Update or delete values for a set of keys. To keep implementations efficient, the set of updates is an iterator. Implementations are also required to return the difference in values and total size after processing the updates. To simplify this (and because in the upsert usecase we have this data readily available), the updates are input with the size of the current value (if any) that was returned from a previous multi_get. Implementations are required to chunk large iterators if they need to operate over smaller batches.

`merge_snapshot_chunk`

The most complicated method, this method requires implementations to consolidate a chunk of updates into their state. This method effectively asks implementations to implement the logic in https://docs.rs/differential-dataflow/latest/differential_dataflow/consolidation/fn.consolidate.html, but under the assumption that the set of updates is a valid upsert Collection. Note that this allows implementations to do this a memory-efficient (or even, _memory-bounded) way. Because this is non-trivial, this module provides StateValue, which implements some of the core logic required to do this. StateValue::merge_update has more information about this.

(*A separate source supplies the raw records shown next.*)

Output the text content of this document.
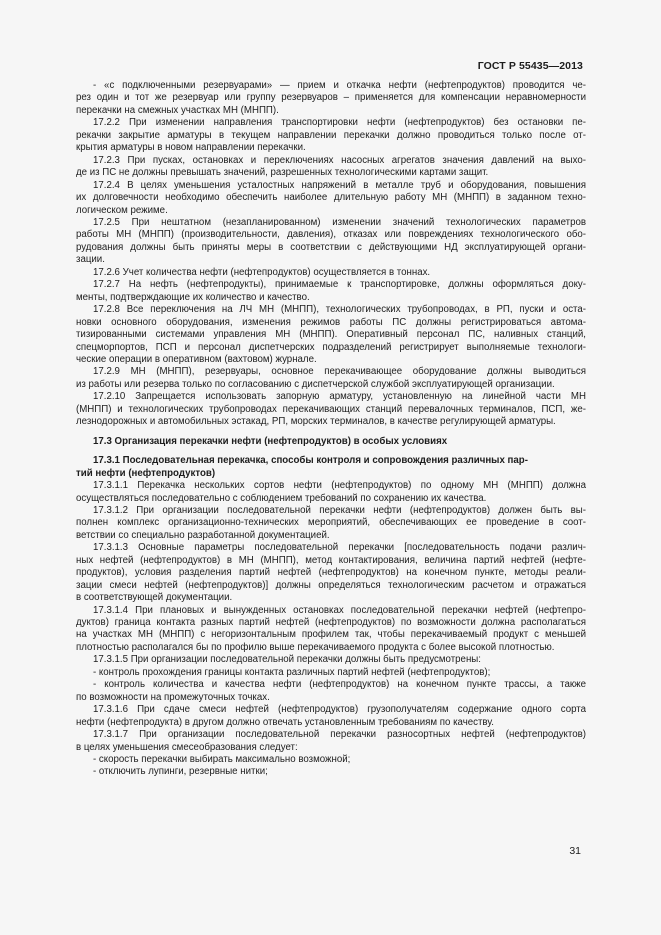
ГОСТ Р 55435—2013
- «с подключенными резервуарами» — прием и откачка нефти (нефтепродуктов) проводится че-
рез один и тот же резервуар или группу резервуаров – применяется для компенсации неравномерности
перекачки на смежных участках МН (МНПП).
17.2.2 При изменении направления транспортировки нефти (нефтепродуктов) без остановки пе-
рекачки закрытие арматуры в текущем направлении перекачки должно проводиться только после от-
крытия арматуры в новом направлении перекачки.
17.2.3 При пусках, остановках и переключениях насосных агрегатов значения давлений на выхо-
де из ПС не должны превышать значений, разрешенных технологическими картами защит.
17.2.4 В целях уменьшения усталостных напряжений в металле труб и оборудования, повышения
их долговечности необходимо обеспечить наиболее длительную работу МН (МНПП) в заданном техно-
логическом режиме.
17.2.5 При нештатном (незапланированном) изменении значений технологических параметров
работы МН (МНПП) (производительности, давления), отказах или повреждениях технологического обо-
рудования должны быть приняты меры в соответствии с действующими НД эксплуатирующей органи-
зации.
17.2.6 Учет количества нефти (нефтепродуктов) осуществляется в тоннах.
17.2.7 На нефть (нефтепродукты), принимаемые к транспортировке, должны оформляться доку-
менты, подтверждающие их количество и качество.
17.2.8 Все переключения на ЛЧ МН (МНПП), технологических трубопроводах, в РП, пуски и оста-
новки основного оборудования, изменения режимов работы ПС должны регистрироваться автома-
тизированными системами управления МН (МНПП). Оперативный персонал ПС, наливных станций,
спецморпортов, ПСП и персонал диспетчерских подразделений регистрирует выполняемые технологи-
ческие операции в оперативном (вахтовом) журнале.
17.2.9 МН (МНПП), резервуары, основное перекачивающее оборудование должны выводиться
из работы или резерва только по согласованию с диспетчерской службой эксплуатирующей организации.
17.2.10 Запрещается использовать запорную арматуру, установленную на линейной части МН
(МНПП) и технологических трубопроводах перекачивающих станций перевалочных терминалов, ПСП, же-
лезнодорожных и автомобильных эстакад, РП, морских терминалов, в качестве регулирующей арматуры.

17.3 Организация перекачки нефти (нефтепродуктов) в особых условиях

17.3.1 Последовательная перекачка, способы контроля и сопровождения различных пар-
тий нефти (нефтепродуктов)

17.3.1.1 Перекачка нескольких сортов нефти (нефтепродуктов) по одному МН (МНПП) должна
осуществляться последовательно с соблюдением требований по сохранению их качества.
17.3.1.2 При организации последовательной перекачки нефти (нефтепродуктов) должен быть вы-
полнен комплекс организационно-технических мероприятий, обеспечивающих ее проведение в соот-
ветствии со специально разработанной документацией.
17.3.1.3 Основные параметры последовательной перекачки [последовательность подачи различ-
ных нефтей (нефтепродуктов) в МН (МНПП), метод контактирования, величина партий нефтей (нефте-
продуктов), условия разделения партий нефтей (нефтепродуктов) на конечном пункте, методы реали-
зации смеси нефтей (нефтепродуктов)] должны определяться технологическим расчетом и отражаться
в соответствующей документации.
17.3.1.4 При плановых и вынужденных остановках последовательной перекачки нефтей (нефтепро-
дуктов) граница контакта разных партий нефтей (нефтепродуктов) по возможности должна располагаться
на участках МН (МНПП) с негоризонтальным профилем так, чтобы перекачиваемый продукт с меньшей
плотностью располагался бы по профилю выше перекачиваемого продукта с более высокой плотностью.
17.3.1.5 При организации последовательной перекачки должны быть предусмотрены:
- контроль прохождения границы контакта различных партий нефтей (нефтепродуктов);
- контроль количества и качества нефти (нефтепродуктов) на конечном пункте трассы, а также
по возможности на промежуточных точках.
17.3.1.6 При сдаче смеси нефтей (нефтепродуктов) грузополучателям содержание одного сорта
нефти (нефтепродукта) в другом должно отвечать установленным требованиям по качеству.
17.3.1.7 При организации последовательной перекачки разносортных нефтей (нефтепродуктов)
в целях уменьшения смесеобразования следует:
- скорость перекачки выбирать максимально возможной;
- отключить лупинги, резервные нитки;
31
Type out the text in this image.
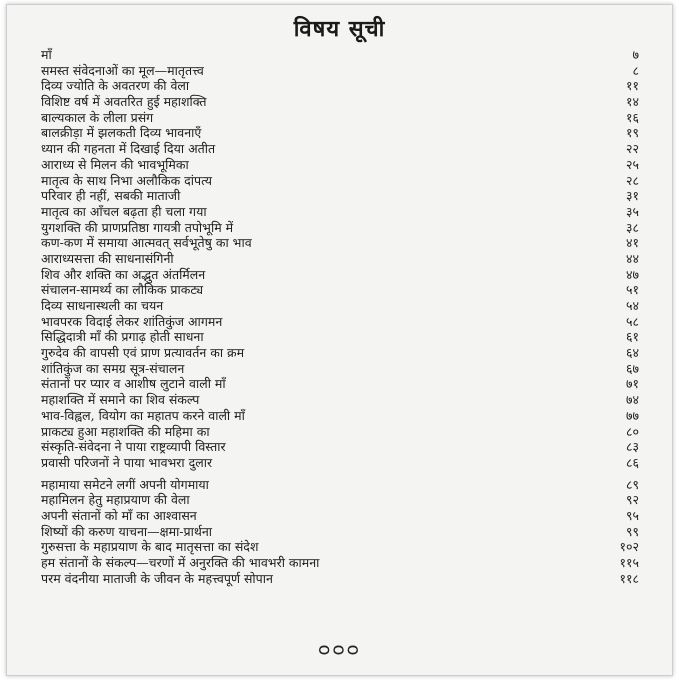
विषय सूची
माँ	७
समस्त संवेदनाओं का मूल—मातृतत्त्व	८
दिव्य ज्योति के अवतरण की वेला	११
विशिष्ट वर्ष में अवतरित हुई महाशक्ति	१४
बाल्यकाल के लीला प्रसंग	१६
बालक्रीड़ा में झलकती दिव्य भावनाएँ	१९
ध्यान की गहनता में दिखाई दिया अतीत	२२
आराध्य से मिलन की भावभूमिका	२५
मातृत्व के साथ निभा अलौकिक दांपत्य	२८
परिवार ही नहीं, सबकी माताजी	३१
मातृत्व का आँचल बढ़ता ही चला गया	३५
युगशक्ति की प्राणप्रतिष्ठा गायत्री तपोभूमि में	३८
कण-कण में समाया आत्मवत् सर्वभूतेषु का भाव	४१
आराध्यसत्ता की साधनासंगिनी	४४
शिव और शक्ति का अद्भुत अंतर्मिलन	४७
संचालन-सामर्थ्य का लौकिक प्राकट्य	५१
दिव्य साधनास्थली का चयन	५४
भावपरक विदाई लेकर शांतिकुंज आगमन	५८
सिद्धिदात्री माँ की प्रगाढ़ होती साधना	६१
गुरुदेव की वापसी एवं प्राण प्रत्यावर्तन का क्रम	६४
शांतिकुंज का समग्र सूत्र-संचालन	६७
संतानों पर प्यार व आशीष लुटाने वाली माँ	७१
महाशक्ति में समाने का शिव संकल्प	७४
भाव-विह्वल, वियोग का महातप करने वाली माँ	७७
प्राकट्य हुआ महाशक्ति की महिमा का	८०
संस्कृति-संवेदना ने पाया राष्ट्रव्यापी विस्तार	८३
प्रवासी परिजनों ने पाया भावभरा दुलार	८६
महामाया समेटने लगीं अपनी योगमाया	८९
महामिलन हेतु महाप्रयाण की वेला	९२
अपनी संतानों को माँ का आश्वासन	९५
शिष्यों की करुण याचना—क्षमा-प्रार्थना	९९
गुरुसत्ता के महाप्रयाण के बाद मातृसत्ता का संदेश	१०२
हम संतानों के संकल्प—चरणों में अनुरक्ति की भावभरी कामना	११५
परम वंदनीया माताजी के जीवन के महत्त्वपूर्ण सोपान	११८
ᴑᴑᴑ
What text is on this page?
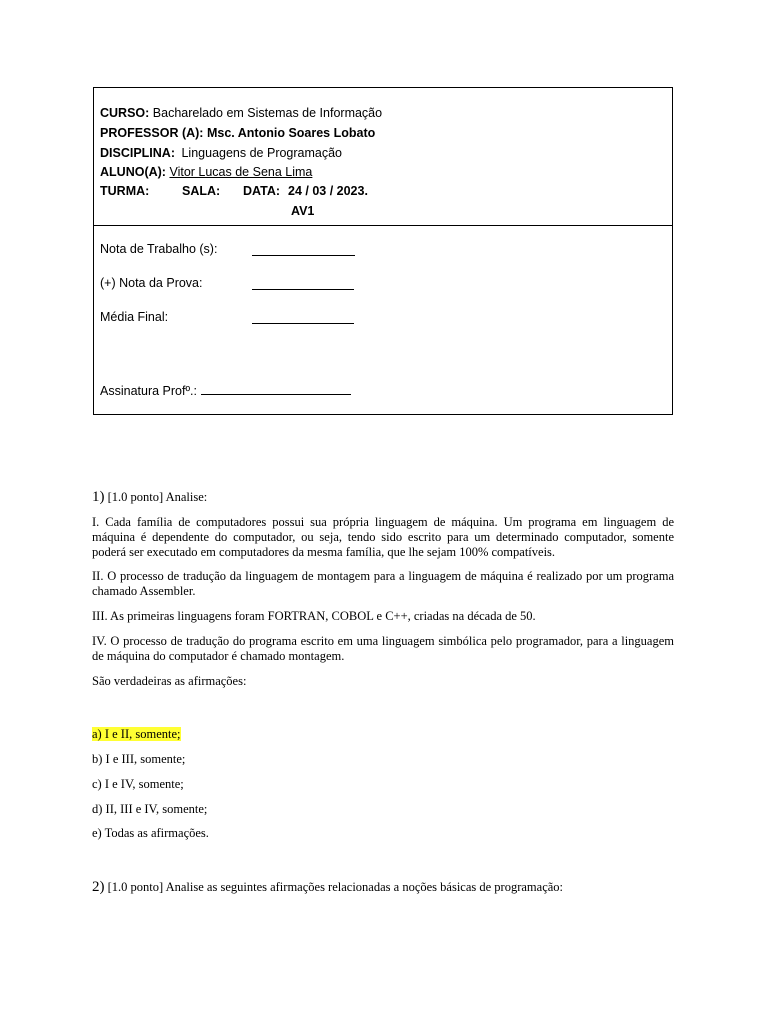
CURSO: Bacharelado em Sistemas de Informação
PROFESSOR (A): Msc. Antonio Soares Lobato
DISCIPLINA: Linguagens de Programação
ALUNO(A): Vitor Lucas de Sena Lima
TURMA:	SALA: DATA: 24 / 03 / 2023.
AV1
Nota de Trabalho (s):
(+) Nota da Prova:
Média Final:
Assinatura Profº.:
1) [1.0 ponto] Analise:
I. Cada família de computadores possui sua própria linguagem de máquina. Um programa em linguagem de máquina é dependente do computador, ou seja, tendo sido escrito para um determinado computador, somente poderá ser executado em computadores da mesma família, que lhe sejam 100% compatíveis.
II. O processo de tradução da linguagem de montagem para a linguagem de máquina é realizado por um programa chamado Assembler.
III. As primeiras linguagens foram FORTRAN, COBOL e C++, criadas na década de 50.
IV. O processo de tradução do programa escrito em uma linguagem simbólica pelo programador, para a linguagem de máquina do computador é chamado montagem.
São verdadeiras as afirmações:
a) I e II, somente;
b) I e III, somente;
c) I e IV, somente;
d) II, III e IV, somente;
e) Todas as afirmações.
2) [1.0 ponto] Analise as seguintes afirmações relacionadas a noções básicas de programação:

merge_snapshot_chunk has to return stats about the number of values and size of the state, just like multi_put.

Another curiosity is that implementation can assume that merge_snapshot_chunk is called with a set of updates with a number of keys not greater than UpsertStateBackend::SNAPSHOT_BATCH_SIZE. This is different than multi_put and multi_get purely because it simplifies the way that the upsert operator handles snapshots.

A note on state size

The UpsertStateBackend trait requires implementations report relatively accurate information about how the state size changes over time. Note that it does NOT ask the implementations to give accurate information about actual resource consumption (like disk space including space amplification), and instead is just asking about the size of the values, after they have been encoded. For implementations like RocksDB, these may be highly accurate (it literally reports the encoded size as written to the RocksDB API, and for others like the InMemoryHashMap, they may be rough estimates of actual memory usage. See StateValue::memory_size for more information.

Note also that after snapshot consolidation, additional space may be used if StateValue is used.

Structs

GetStats
Statistics for a single call to multi_get.
MergeStats
Statistics for a single call to merge_snapshot_chunk.
PutStats
Statistics for a single call to multi_put.
PutValue
Snapshotting
A value as produced during consolidation of a snapshot.
UpsertState
An UpsertStateBackend wrapper that supports snapshot merging, and reports basic metrics about the usage of the UpsertStateBackend.
UpsertValueAndSize
The result type for individual gets.

Enums

StateValue
In any UpsertStateBackend implementation, we need to support 2 modes:

Traits

UpsertStateBackend
A trait that defines the fundamental primitives required by a state-backing of the upsert operator.

Functions

upsert_bincode_opts
Build the default BincodeOpts.

Type Aliases

BincodeOpts
The default set of bincode options used for consolidating upsert snapshots (and writing values to RocksDB).